Nasib sampah elektronik, bisa didaur ulang atau tidak?
Sampah elektronik akan semakin menumpuk, yang bisa menyebabkan pencemaran lingkungan dan kesehatan manusia dalam jangka waktu panjang.
Source: Tehran Times
Teknologi sudah menjadi bagian yang tak terpisahkan dalam setiap aspek kehidupan kita. Sayangnya, kemajuan teknologi di lain sisi memperpendek masa pakai perangkat elektronik. Harga yang lebih murah dan lebih mudah didapat, membentuk kebiasaan orang untuk lebih memilih membeli perangakat baru daripada memperpanjang masa pakai perangkat itu sendiri.
Ini juga sejalan dengan produsen perangkat elektronik yang terus memperbarui desain atau perangkat lunak dan menghentikan dukungan untuk model lama. Lalu apa dampak negatifnya? Tentu saja limbah atau sampah elektronik akan semakin menumpuk, yang bisa menyebabkan pencemaran lingkungan dalam jangka waktu panjang.
Penanganan sampah elektronik atau yang disebut dengan e-waste tidak semudah mendaur ulang sampah organik dan non-organik. Founder dan CEO Seasoldier, Dinni Septianingrum mengatakan bahwa e-waste termasuk dalam kategori limah B3 (bahan berbahaya dan beracun).
Seperti tim Tek.id rangkum dari laman Jakarta.go.id, limbah B3 yang masuk ke lingkungan akan mengakibatkan asidifikasi tanah atau kondisi tanah rusak dan tidak bisa digunakan untuk bercocok tanam maupun dijadikan hunian. Kandungan zat-zat kimia yang ada di dalam limbah B3 juga dapat mencemari air dan udara, sehingga mengancam kesehatan manusia.
Untuk melakukan daur ulang limbah elektronik yang benar secara formal biasanya melibatkan pembongkaran barang elektronik, memisahkan, dan mengelompokkan isinya berdasarkan material, lalu membersihkannya. Item-item tersebut kemudian diparut secara mekanis untuk penyortiran lebih lanjut dengan teknologi pemisahan canggih.
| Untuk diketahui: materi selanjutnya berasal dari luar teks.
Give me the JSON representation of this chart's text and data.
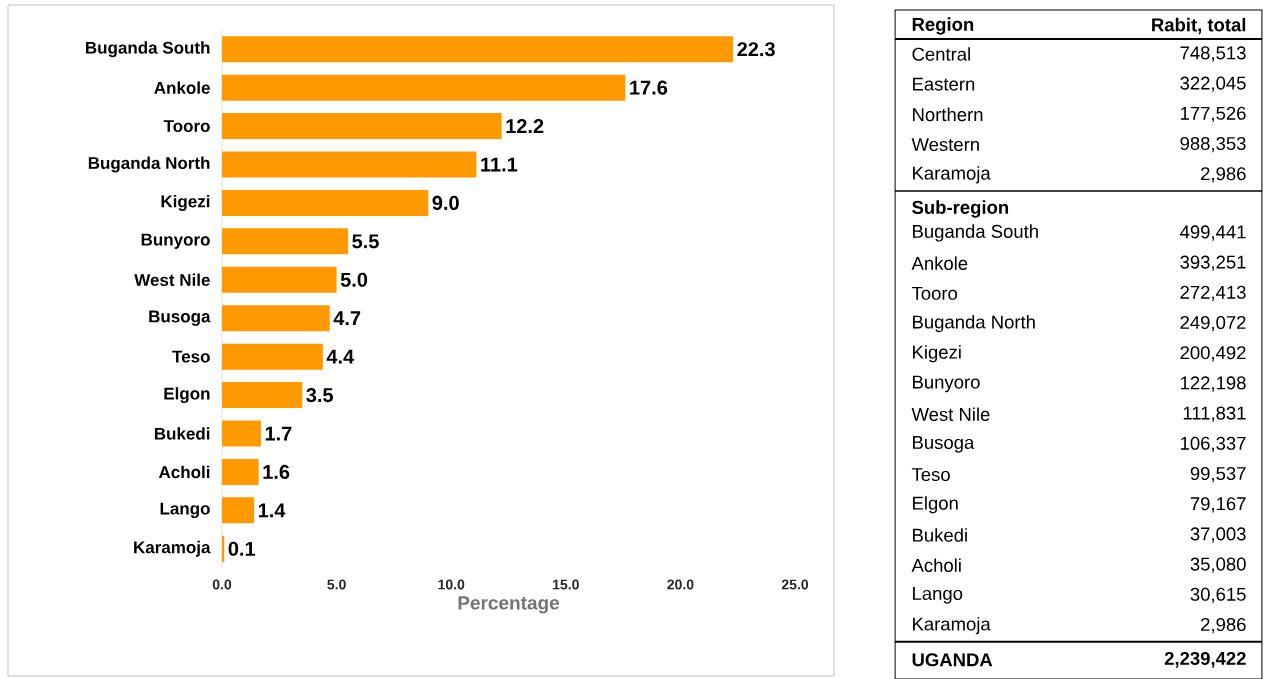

Di Indonesia sendiri, mendaur ulang barang elektronik sudah difasilitasi oleh pemerintah. Dinas Lingkungan Hidup Provinsi DKI Jakarta, misalnya, menawarkan layanan penjemputan limbah elektronik.
Metode lain yang mungkin lebih mudah kita lakukan sebagai pengguna dalam mengurangi e-waste adalah memperpanjang masa pakai perangkat elektronik. Seperti ponsel dan laptop misalnya, gunakan dengan bijak agar dapat bertahan hingga umur maksimalnya.
Selain itu, kini sudah banyak perusahaan teknologi yang mulai sadar akan kelestarian lingkungan, dengan memegang teguh konsep berkelanjutan dalam membuat suatu produk.
"Makanya sebisa mungkin elektronik itu kita jaga supaya life spent-nya itu tinggi," ujar Dinni. "Contoh smartphone atau laptop sekarang sudah mulai tidak ada charger-nya kan, itu kita diajarkan berhemat dan menggunakan ulang selama mungkin."